La
última semana de julio, en el municipio de Nadadores, el ahora gobernador
anunció un "maratón de obras" por todas las regiones del Estado.
Iniciaría en breve, se dijo.
¿Cómo
son los maratones de obras? ¿Una serie de "banderazos" de inicios de
trabajos? El mensaje no es claro, le caben tantas interpretaciones como se
quiera. De cualquier manera, en el maratón, la medalla es para quien termina el
recorrido. Y es que, hablando de obras, aquellas que inician para tomarse la
foto y parecen detenerse indefinidamente, comienzan a cansar.
Por
natural comparación con la pasada administración, el ojo se ha puesto en el
tema de la infraestructura. La obra no se ve y hay quienes opinarán que 500
reformas a leyes nunca tendrán el impacto que genera un nuevo puente.
En
la primera semana de febrero, importante recordarlo, se anunció el Plan de Obra
Pública para 2012. Se habló, entonces, de una inversión de casi seis mil
millones de pesos. Una cantidad histórica, se dijo. Aquél anuncio llegó en
tiempo: comenzaba el tercer mes de la administración y la falta de información
al respecto había sido señalada repetidamente. Unos días antes, cuando se le
preguntó a la entonces Secretaria sobre el Plan, contestó: "Necesitamos no
anunciar la obra en general de todo el sexenio, tenemos que ir buscando cuál es
la necesidad real, para que podamos ir reconstruyendo el tejido social de
nuestro estado". (VANGUARDIA, 28 enero 2012). Trabajar sin planes a largo
plazo, pues, dicho con un toque poético.
Aquella
semana, cuando se anunció el Plan, fue bautizada como "de la Infraestructura".
¿Quién la recuerda? Pasó sin pena ni gloria. ¿Sucederá lo mismo con el maratón
de obras?
Además
¿cuándo y quiénes planearon el multicitado maratón?
Para
cuando se anunció, la Secretaría tenía unos veinte días con nuevo titular. Y
antes de eso, ni titular había pues había pedido licencia para sumarse a la
campaña presidencial. Una de dos: o el nuevo Secretario logró en dos semanas lo
que la anterior Secretaria (ahora coordinadora del gabinete) no pudo en ocho
meses. O lo del maratón no fue más que un anuncio al calor de la justa
olímpica, sin fondo, y porque se escuchaba bien.
Lo
que sucede (y deja de suceder) en la Secretaría de Infraestructura requiere un
estudio a fondo: sin prisas, pero sin pausas. ¿Cómo imaginar podrá coordinar un
maratón de obras cuando, a mes y medio de las elecciones, no ha podido
actualizar ni su página de Internet? Todavía este pasado viernes, en
www.coahuilasein.gob.mx,se mantenía el mensaje de suspensión de la difusión de
avances de obras por las elecciones del 1 de julio. ¿Cómo pensar pudiera ser
diferente, cuando este Gobierno publica como parte de su información, en
www.coahuilatransparente.gob.mx,sobre el "Taller para construcción de
indicadores" para el Plan de Desarrollo del sexenio pasado? Ni en eso, al
día. En fin.
Pasa
el tiempo y lo relacionado con la infraestructura parece no cuajar. En enero, en la presentación del
llamado Programa de Infraestructura Educativa 2012, se anunció la construcción
de202 espacios educativos. Para finales de julio, en entrevista radiofónica, el
ahora gobernador señaló que se construyen 332 aulas. Si bien el número se
incrementa, en el cambio de la descripción (de espacios educativos a aulas)

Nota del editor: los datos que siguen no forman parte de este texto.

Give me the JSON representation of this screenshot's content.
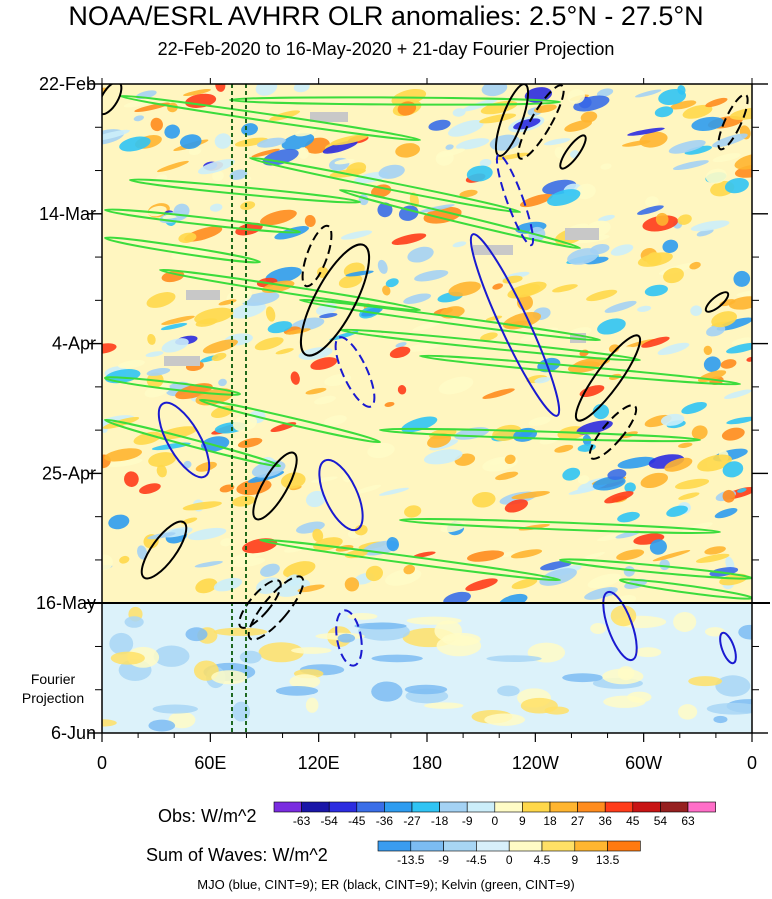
{
  "chart_data": {
    "type": "heatmap",
    "title": "NOAA/ESRL AVHRR OLR anomalies: 2.5°N - 27.5°N",
    "subtitle": "22-Feb-2020 to 16-May-2020 + 21-day Fourier Projection",
    "x_ticks": [
      "0",
      "60E",
      "120E",
      "180",
      "120W",
      "60W",
      "0"
    ],
    "x_tick_values": [
      0,
      60,
      120,
      180,
      240,
      300,
      360
    ],
    "y_ticks": [
      "22-Feb",
      "14-Mar",
      "4-Apr",
      "25-Apr",
      "16-May",
      "6-Jun"
    ],
    "y_tick_days": [
      0,
      21,
      42,
      63,
      84,
      105
    ],
    "projection_label": [
      "Fourier",
      "Projection"
    ],
    "projection_start_day": 84,
    "reference_lines_lon": [
      72,
      80
    ],
    "obs_colorbar": {
      "title": "Obs: W/m^2",
      "levels": [
        "-63",
        "-54",
        "-45",
        "-36",
        "-27",
        "-18",
        "-9",
        "0",
        "9",
        "18",
        "27",
        "36",
        "45",
        "54",
        "63"
      ],
      "colors": [
        "#7a2ce0",
        "#1a16a8",
        "#2c2ce0",
        "#3a6ee8",
        "#2e9cf0",
        "#30c4f4",
        "#a4d2f4",
        "#cceefa",
        "#fffcc6",
        "#ffd84a",
        "#ffb530",
        "#ff8c1e",
        "#ff3c1a",
        "#c81414",
        "#962020",
        "#ff6ec8"
      ]
    },
    "waves_colorbar": {
      "title": "Sum of Waves: W/m^2",
      "levels": [
        "-13.5",
        "-9",
        "-4.5",
        "0",
        "4.5",
        "9",
        "13.5"
      ],
      "colors": [
        "#3a9cf0",
        "#7cbcf2",
        "#a8d6f4",
        "#d8f0fa",
        "#fffcc6",
        "#ffe066",
        "#ffb630",
        "#ff7a10"
      ]
    },
    "footnote": "MJO (blue, CINT=9); ER (black, CINT=9); Kelvin (green, CINT=9)"
  }
}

pudiera haber truco. Ni en esto hay consistencia.
Iniciando
julio, en Torreón, se ha señalado el incumplimiento de compromisos hechos con
el Comité del ISN. De las 16 obras aprobadas por el Gobierno del Estado y dicho
Comité, ninguna ha iniciado y se desconocen tanto los proyectos ejecutivos como
las fechas para lanzar las licitaciones: "No sabemos nada, no hay
transparencia. No conocemos los avances financieros, no tenemos absolutamente
nada. En abril fue la última reunión" (VANGUARDIA, 18 julio 2012) dijo el
presidente de la Cámara de Comercio y Coordinador del Grupo Empresarial
Lagunero.
El
engrudo hecho bolas. No es falta de dinero, dicen. Ha sido el cambio en la Ley
Orgánica de la administración estatal lo que ha retrasado todo el asunto,
justifican.
Cuando
al gobierno le va mal, por omisiones y errores, todos lo resentimos. Señalar
las carencias no es ataque personal sino el recordatorio de que hay trabajo por
hacer. Pero así es la soberbia: no
atiende razones ni opiniones. A pesar de esto, por el bien de todos, información y memoria.